BAR HARBOR, Maine — Mount Desert High School will be running completely on solar energy any day now. More than 1,400 panels have been installed on the school's roof.

"It's exciting. We're proud. And it's a responsibility," Principal Matt Haney said on Wednesday.

It's a responsibility the faculty, staff, and students at Mount Desert Island High School have to the rest of the state, and country. That responsibility is to lead by example.

"You don't have to be some big power mogul or something to make a huge change you just have to be passionate and try hard," sophomore Sirohi Kumar said.

Kumar did an internship with Climate to Thirve and was a big part of this project.

Many of her peers feel just as strongly about climate change. During Wednesday afternoon's event, a video played showing the more than fourteen hundred solar panels on the roof of the school. The gym at Mount Desert High School erupted in cheers when students saw the finished product.

"It really didn't start to come to full fruition until students started coming to the forefront and started pushing it," Haney said, giving his students all the credit for this project.

The solar business is booming. That could be in part to the 30% tax credit anyone who installs solar panels in their homes can receive.

Whatever the reason, those that work in the solar business are excited about it.
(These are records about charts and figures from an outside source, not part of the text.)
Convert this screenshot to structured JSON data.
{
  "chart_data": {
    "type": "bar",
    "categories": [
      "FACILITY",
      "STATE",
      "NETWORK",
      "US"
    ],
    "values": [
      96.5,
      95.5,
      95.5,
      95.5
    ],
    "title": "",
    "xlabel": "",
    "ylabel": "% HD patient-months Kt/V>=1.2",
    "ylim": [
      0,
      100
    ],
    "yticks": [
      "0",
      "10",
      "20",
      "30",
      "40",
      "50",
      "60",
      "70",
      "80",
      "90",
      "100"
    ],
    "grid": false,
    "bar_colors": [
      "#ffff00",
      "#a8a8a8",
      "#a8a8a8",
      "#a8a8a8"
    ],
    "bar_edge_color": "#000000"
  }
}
For Penobscot Solar Design owner, Daryl DeJoy, who has been installing solar panels for thirty years, it's special.

"It's just nice to be so busy and feeling like something I've been working at for so long is finally coming to fruition," he said.

DeJoy didn't do this project at Mount Desert Island High school, but last year his team install panels on the school's warehouse.

The new project will completely offset the use the school has for energy.

The panels themselves were purchased by an outside investor, but the school is still responsible for paying for the power which is on a 25-year plan.

In the first six years, the power will be paid for by the school, but the remaining 19, the power will be free. The only thing the school will have to worry about will be maintenance on the panels, which will produce renewable energy, even on cloudy days.